Why your Child Should Not Miss the Taibah Lesson

Every time a Taibah learner meets a teacher, a memorable, interesting and well planned one-hour engagement happens. Esteemed readers, let me take you through the lesson structure at the centre of Education with a Difference.


The lesson kicks off with the teacher welcoming the learners into the classroom and allocating them the most strategic positions on the different tables in the classroom. This makes classroom management way easier as the teacher chooses who sits with who, who can help who become better, who can lead which team to ensure that peer learning happens in a well differentiated classroom setting. Then the famous roll call.


Learners present their homework assignments if any was administered in the previous lesson and this also helps in the review of the previous lesson’s content. This the reason homework is given at the beginning of the lesson and learners know that part of the answers come from the lessons conducted that very day. So, after reviewing the previous lesson, new homework is given and the new/day’s lesson’s content is unpacked.

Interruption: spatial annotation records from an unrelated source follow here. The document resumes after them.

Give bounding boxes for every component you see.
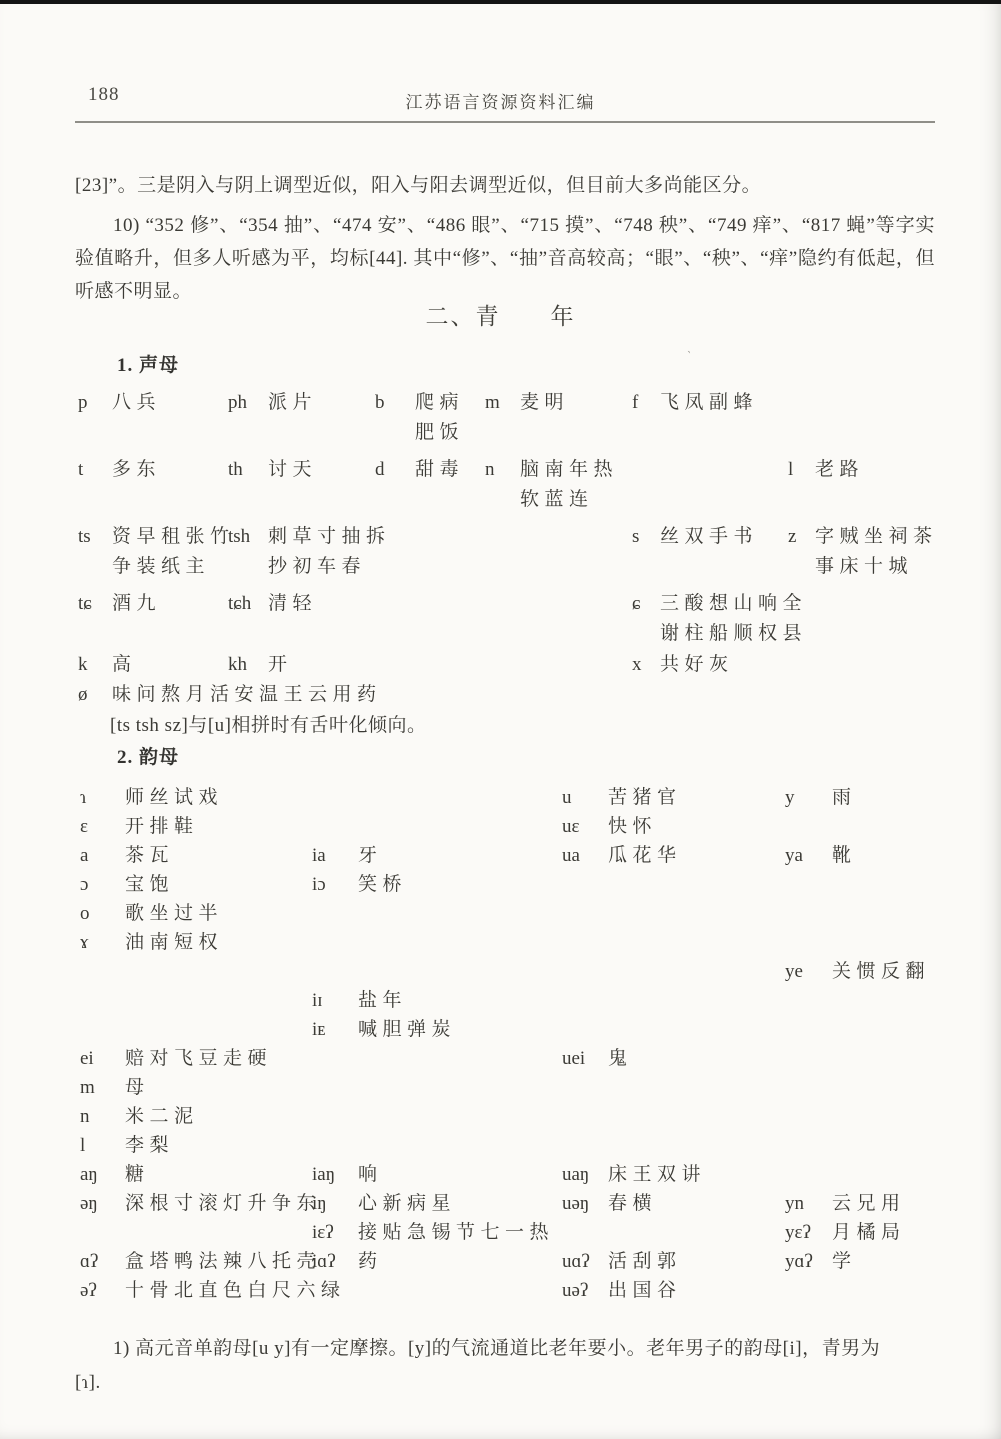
example-words: 资早租张竹 争装纸主 [112, 522, 235, 582]
ipa-label: əʔ [80, 1277, 97, 1305]
example-words: 活刮郭 [608, 1248, 682, 1276]
ipa-label: yn [785, 1190, 804, 1218]
ipa-label: ya [785, 842, 803, 870]
example-words: 李梨 [125, 1132, 174, 1160]
section-title-youth: 二、青 年 [0, 298, 1001, 331]
ipa-label: l [788, 455, 793, 485]
table-row: ɔ 宝饱 iɔ 笑桥 [75, 871, 955, 900]
subsection-finals-heading: 2. 韵母 [117, 742, 179, 769]
ipa-label: b [375, 388, 385, 418]
table-row: ɤ 油南短权 [75, 929, 955, 958]
table-row: iɪ 盐年 [75, 987, 955, 1016]
example-words: 高 [112, 650, 137, 680]
ipa-label: y [785, 784, 795, 812]
ipa-label: ph [228, 388, 247, 418]
table-row: o 歌坐过半 [75, 900, 955, 929]
example-words: 快怀 [608, 813, 657, 841]
example-words: 老路 [815, 455, 864, 485]
ipa-label: uɛ [562, 813, 579, 841]
table-row: iᴇ 喊胆弹炭 [75, 1016, 955, 1045]
table-row: m 母 [75, 1074, 955, 1103]
table-row: t 多东 th 讨天 d 甜毒 n 脑南年热 软蓝连 l 老路 [75, 455, 955, 522]
ipa-label: aŋ [80, 1161, 98, 1189]
ipa-label: əŋ [80, 1190, 98, 1218]
example-words: 三酸想山响全 谢柱船顺权县 [660, 589, 807, 649]
ipa-label: th [228, 455, 243, 485]
ipa-label: uəŋ [562, 1190, 589, 1218]
ipa-label: m [80, 1074, 95, 1102]
example-words: 十骨北直色白尺六绿 [125, 1277, 346, 1305]
example-words: 春横 [608, 1190, 657, 1218]
table-row: aŋ 糖 iaŋ 响 uaŋ 床王双讲 [75, 1161, 955, 1190]
example-words: 深根寸滚灯升争东 [125, 1190, 321, 1218]
example-words: 油南短权 [125, 929, 223, 957]
ipa-label: x [632, 650, 642, 680]
ipa-label: ɛ [80, 813, 88, 841]
ipa-label: iɑʔ [312, 1248, 336, 1276]
example-words: 响 [358, 1161, 383, 1189]
example-words: 酒九 [112, 589, 161, 619]
ipa-label: ɕ [632, 589, 640, 619]
ipa-label: u [562, 784, 572, 812]
initials-note: [ts tsh sz]与[u]相拼时有舌叶化倾向。 [110, 710, 426, 737]
ipa-label: tɕh [228, 589, 251, 619]
example-words: 母 [125, 1074, 150, 1102]
example-words: 云兄用 [832, 1190, 906, 1218]
example-words: 糖 [125, 1161, 150, 1189]
example-words: 出国谷 [608, 1277, 682, 1305]
ipa-label: o [80, 900, 90, 928]
example-words: 床王双讲 [608, 1161, 706, 1189]
ipa-label: k [78, 650, 88, 680]
table-row: k 高 kh 开 x 共好灰 [75, 650, 955, 680]
running-title: 江苏语言资源资料汇编 [0, 88, 1001, 113]
ipa-label: ɿ [80, 784, 86, 812]
ipa-label: ye [785, 958, 803, 986]
ipa-label: ts [78, 522, 91, 552]
example-words: 喊胆弹炭 [358, 1016, 456, 1044]
example-words: 字贼坐祠茶 事床十城 [815, 522, 938, 582]
example-words: 飞凤副蜂 [660, 388, 758, 418]
example-words: 笑桥 [358, 871, 407, 899]
ipa-label: m [485, 388, 500, 418]
example-words: 瓜花华 [608, 842, 682, 870]
ipa-label: a [80, 842, 88, 870]
example-words: 接贴急锡节七一热 [358, 1219, 554, 1247]
example-words: 派片 [268, 388, 317, 418]
example-words: 心新病星 [358, 1190, 456, 1218]
ipa-label: t [78, 455, 83, 485]
scan-edge-strip [0, 0, 1001, 4]
example-words: 茶瓦 [125, 842, 174, 870]
example-words: 药 [358, 1248, 383, 1276]
ipa-label: ua [562, 842, 580, 870]
example-words: 牙 [358, 842, 383, 870]
example-words: 清轻 [268, 589, 317, 619]
example-words: 爬病 肥饭 [415, 388, 464, 448]
table-row: ei 赔对飞豆走硬 uei 鬼 [75, 1045, 955, 1074]
table-row: ts 资早租张竹 争装纸主 tsh 刺草寸抽拆 抄初车春 s 丝双手书 z 字贼… [75, 522, 955, 589]
example-words: 宝饱 [125, 871, 174, 899]
ipa-label: ɤ [80, 929, 88, 957]
footnote-1: 1) 高元音单韵母[u y]有一定摩擦。[y]的气流通道比老年要小。老年男子的韵… [75, 1332, 935, 1400]
header-divider [75, 121, 935, 123]
table-row: ye 关惯反翻 [75, 958, 955, 987]
scan-artifact: ` [684, 348, 692, 365]
example-words: 甜毒 [415, 455, 464, 485]
ipa-label: p [78, 388, 88, 418]
example-words: 学 [832, 1248, 857, 1276]
ipa-label: tsh [228, 522, 250, 552]
ipa-label: iᴇ [312, 1016, 326, 1044]
table-row: ɿ 师丝试戏 u 苦猪官 y 雨 [75, 784, 955, 813]
example-words: 开 [268, 650, 293, 680]
example-words: 关惯反翻 [832, 958, 930, 986]
ipa-label: iɪ [312, 987, 323, 1015]
initials-table: p 八兵 ph 派片 b 爬病 肥饭 m 麦明 f 飞凤副蜂 t 多东 th 讨… [75, 388, 955, 712]
ipa-label: ɔ [80, 871, 88, 899]
ipa-label: kh [228, 650, 247, 680]
ipa-label: ia [312, 842, 326, 870]
example-words: 鬼 [608, 1045, 633, 1073]
example-words: 味问熬月活安温王云用药 [112, 680, 382, 710]
example-words: 赔对飞豆走硬 [125, 1045, 272, 1073]
ipa-label: ei [80, 1045, 94, 1073]
table-row: ɑʔ 盒塔鸭法辣八托壳 iɑʔ 药 uɑʔ 活刮郭 yɑʔ 学 [75, 1248, 955, 1277]
table-row: iɛʔ 接贴急锡节七一热 yɛʔ 月橘局 [75, 1219, 955, 1248]
table-row: a 茶瓦 ia 牙 ua 瓜花华 ya 靴 [75, 842, 955, 871]
ipa-label: iɛʔ [312, 1219, 334, 1247]
example-words: 师丝试戏 [125, 784, 223, 812]
table-row: əŋ 深根寸滚灯升争东 iŋ 心新病星 uəŋ 春横 yn 云兄用 [75, 1190, 955, 1219]
ipa-label: ɑʔ [80, 1248, 98, 1276]
ipa-label: d [375, 455, 385, 485]
table-row: ø 味问熬月活安温王云用药 [75, 680, 955, 712]
ipa-label: yɑʔ [785, 1248, 813, 1276]
example-words: 开排鞋 [125, 813, 199, 841]
table-row: l 李梨 [75, 1132, 955, 1161]
paragraph-tone-discussion: [23]”。三是阴入与阴上调型近似，阳入与阳去调型近似，但目前大多尚能区分。 [75, 169, 935, 202]
ipa-label: n [485, 455, 495, 485]
ipa-label: s [632, 522, 639, 552]
example-words: 盐年 [358, 987, 407, 1015]
finals-table: ɿ 师丝试戏 u 苦猪官 y 雨 ɛ 开排鞋 uɛ 快怀 a 茶瓦 ia 牙 u… [75, 784, 955, 1306]
ipa-label: yɛʔ [785, 1219, 811, 1247]
paragraph-item-10: 10) “352 修”、“354 抽”、“474 安”、“486 眼”、“715… [75, 209, 935, 308]
ipa-label: f [632, 388, 638, 418]
example-words: 月橘局 [832, 1219, 906, 1247]
example-words: 麦明 [520, 388, 569, 418]
example-words: 苦猪官 [608, 784, 682, 812]
example-words: 脑南年热 软蓝连 [520, 455, 618, 515]
ipa-label: n [80, 1103, 90, 1131]
ipa-label: uəʔ [562, 1277, 588, 1305]
ipa-label: ø [78, 680, 88, 710]
ipa-label: iɔ [312, 871, 326, 899]
example-words: 多东 [112, 455, 161, 485]
example-words: 米二泥 [125, 1103, 199, 1131]
example-words: 歌坐过半 [125, 900, 223, 928]
example-words: 讨天 [268, 455, 317, 485]
example-words: 刺草寸抽拆 抄初车春 [268, 522, 391, 582]
table-row: ɛ 开排鞋 uɛ 快怀 [75, 813, 955, 842]
example-words: 雨 [832, 784, 857, 812]
example-words: 八兵 [112, 388, 161, 418]
table-row: əʔ 十骨北直色白尺六绿 uəʔ 出国谷 [75, 1277, 955, 1306]
ipa-label: iŋ [312, 1190, 327, 1218]
ipa-label: uɑʔ [562, 1248, 590, 1276]
ipa-label: uei [562, 1045, 585, 1073]
example-words: 丝双手书 [660, 522, 758, 552]
ipa-label: z [788, 522, 796, 552]
example-words: 共好灰 [660, 650, 734, 680]
ipa-label: tɕ [78, 589, 92, 619]
ipa-label: iaŋ [312, 1161, 335, 1189]
example-words: 靴 [832, 842, 857, 870]
example-words: 盒塔鸭法辣八托壳 [125, 1248, 321, 1276]
scanned-book-page: 188 江苏语言资源资料汇编 [23]”。三是阴入与阴上调型近似，阳入与阳去调型… [0, 0, 1001, 1439]
ipa-label: l [80, 1132, 85, 1160]
ipa-label: uaŋ [562, 1161, 589, 1189]
table-row: p 八兵 ph 派片 b 爬病 肥饭 m 麦明 f 飞凤副蜂 [75, 388, 955, 455]
subsection-initials-heading: 1. 声母 [117, 350, 179, 377]
table-row: n 米二泥 [75, 1103, 955, 1132]
table-row: tɕ 酒九 tɕh 清轻 ɕ 三酸想山响全 谢柱船顺权县 [75, 589, 955, 650]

A lesson starter is done. This can be a dictionary moment, sharing the news, a refreshing brief game, an edutainment video, a fun-fact moment or anything the teacher plans to lighten the mood up!

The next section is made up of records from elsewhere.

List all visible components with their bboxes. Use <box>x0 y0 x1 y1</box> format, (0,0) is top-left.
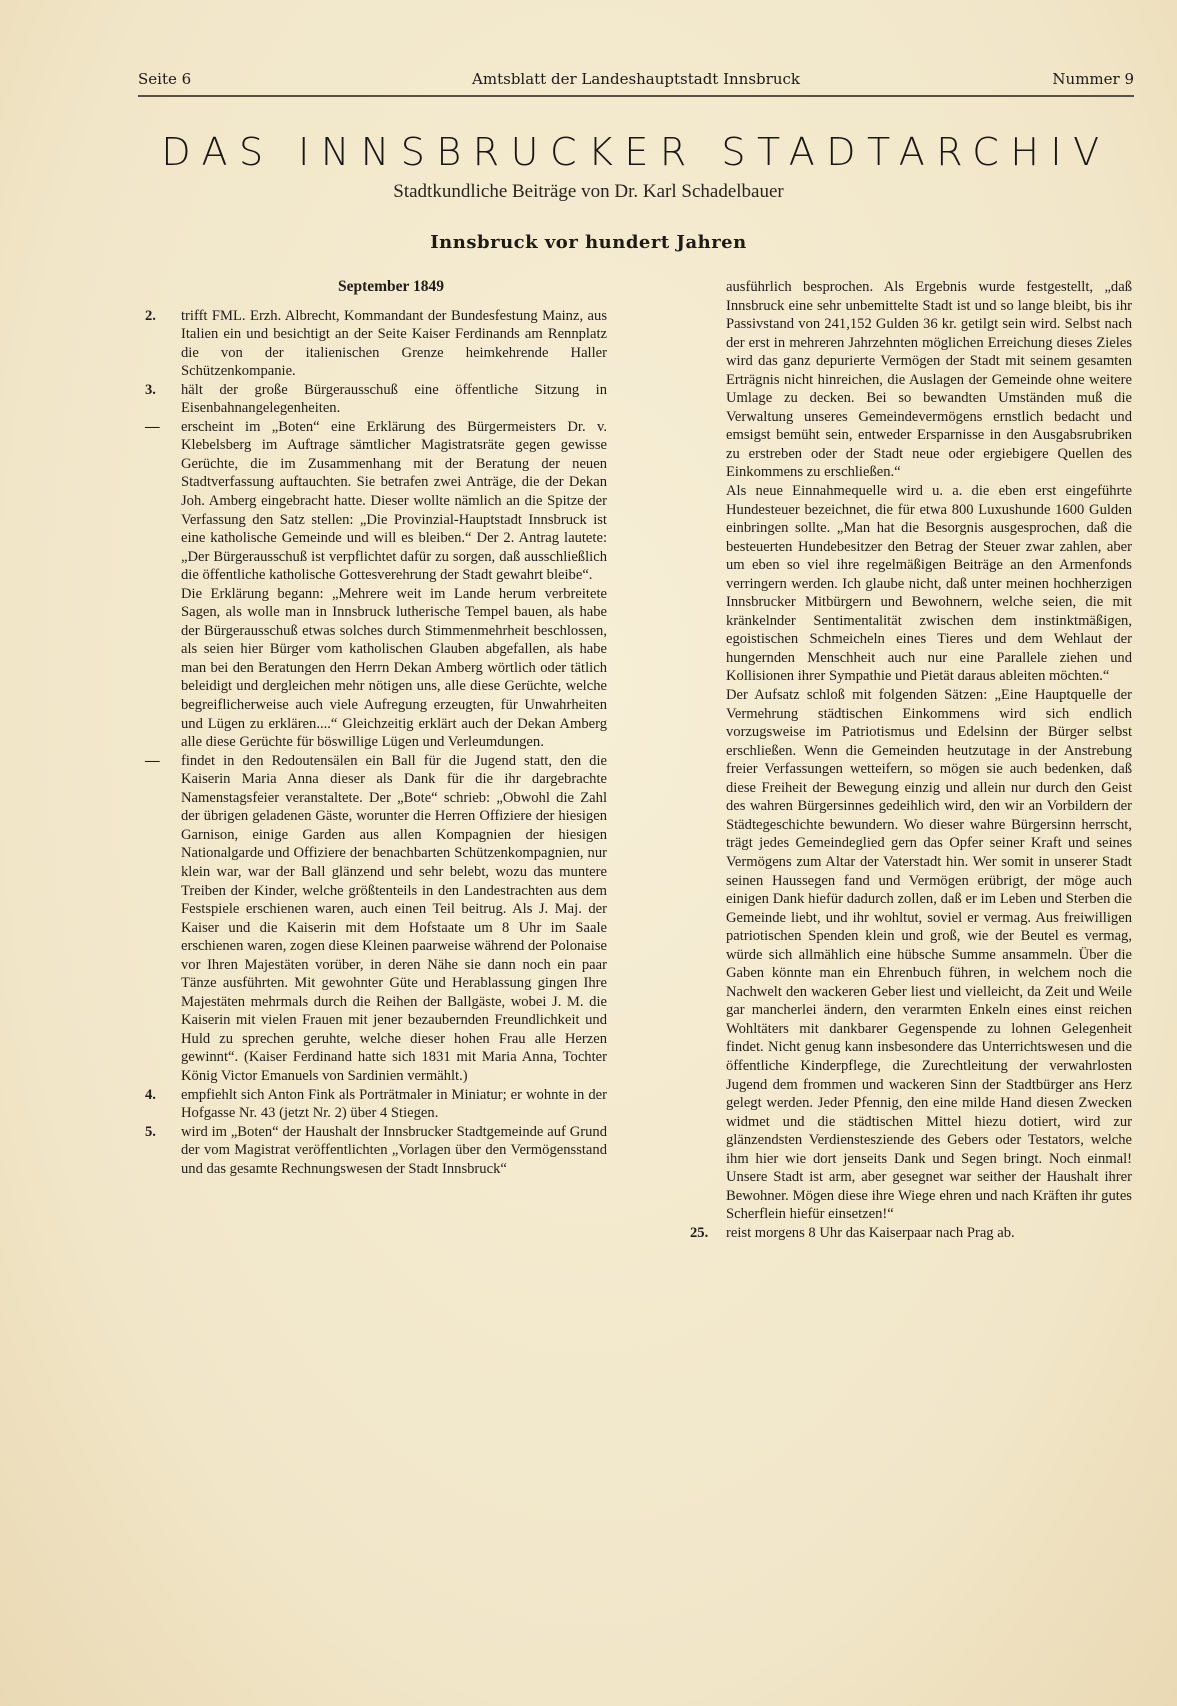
entry-text: ausführlich besprochen. Als Ergebnis wur… <box>726 278 1132 482</box>
entry-text: reist morgens 8 Uhr das Kaiserpaar nach … <box>726 1224 1132 1243</box>
left-column: September 1849 2. trifft FML. Erzh. Albr… <box>145 278 607 1178</box>
header-rule <box>138 95 1134 97</box>
newspaper-page: Seite 6 Amtsblatt der Landeshauptstadt I… <box>0 0 1177 1706</box>
entry-text: empfiehlt sich Anton Fink als Porträtmal… <box>181 1086 607 1123</box>
entry-text: Der Aufsatz schloß mit folgenden Sätzen:… <box>726 686 1132 1224</box>
right-column: ausführlich besprochen. Als Ergebnis wur… <box>690 278 1132 1242</box>
issue-number: Nummer 9 <box>1052 70 1134 88</box>
page-number: Seite 6 <box>138 70 191 88</box>
entry: 3. hält der große Bürgerausschuß eine öf… <box>145 381 607 418</box>
section-heading: Innsbruck vor hundert Jahren <box>0 232 1177 253</box>
entry-date: — <box>145 418 175 437</box>
entry: 5. wird im „Boten“ der Haushalt der Inns… <box>145 1123 607 1179</box>
entry-text: wird im „Boten“ der Haushalt der Innsbru… <box>181 1123 607 1179</box>
month-heading: September 1849 <box>145 278 607 297</box>
page-title: DAS INNSBRUCKER STADTARCHIV <box>138 130 1134 174</box>
entry-text: erscheint im „Boten“ eine Erklärung des … <box>181 418 607 585</box>
entry-date: 25. <box>690 1224 720 1243</box>
running-head: Seite 6 Amtsblatt der Landeshauptstadt I… <box>138 70 1134 92</box>
entry: 4. empfiehlt sich Anton Fink als Porträt… <box>145 1086 607 1123</box>
entry: — erscheint im „Boten“ eine Erklärung de… <box>145 418 607 752</box>
entry-date: 4. <box>145 1086 175 1105</box>
entry-text: Die Erklärung begann: „Mehrere weit im L… <box>181 585 607 752</box>
entry: 25. reist morgens 8 Uhr das Kaiserpaar n… <box>690 1224 1132 1243</box>
publication-name: Amtsblatt der Landeshauptstadt Innsbruck <box>472 70 800 88</box>
entry-date: 3. <box>145 381 175 400</box>
entry-text: hält der große Bürgerausschuß eine öffen… <box>181 381 607 418</box>
entry-text: Als neue Einnahmequelle wird u. a. die e… <box>726 482 1132 686</box>
entry: — findet in den Redoutensälen ein Ball f… <box>145 752 607 1086</box>
entry-date: 2. <box>145 307 175 326</box>
entry-continuation: ausführlich besprochen. Als Ergebnis wur… <box>690 278 1132 1224</box>
entry: 2. trifft FML. Erzh. Albrecht, Kommandan… <box>145 307 607 381</box>
entry-text: findet in den Redoutensälen ein Ball für… <box>181 752 607 1086</box>
entry-date: — <box>145 752 175 771</box>
entry-date: 5. <box>145 1123 175 1142</box>
page-subtitle: Stadtkundliche Beiträge von Dr. Karl Sch… <box>0 181 1177 203</box>
entry-text: trifft FML. Erzh. Albrecht, Kommandant d… <box>181 307 607 381</box>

The ICT based, learner-centered lesson progress from the introduction phase to the lesson development. The teacher clearly tells the learners the new topic or subtopic and the objective of the lesson; what they are studying and why? Learners then take the lead in working on the projector, connecting the required devices thereon and sometimes presenting their own PowerPoints about the topic. Learners, in their groups, take notes in preparation for presentations that are a common characteristic of the Taibah lesson that should have (not limited to) three activities.


While concluding the lesson, the teacher, once again, mentions the initial objective of the lesson, summarises the day’s content and gives appropriate feedback.

As part of the school philosophy, all lessons must happen in a clean, safe and happy environment.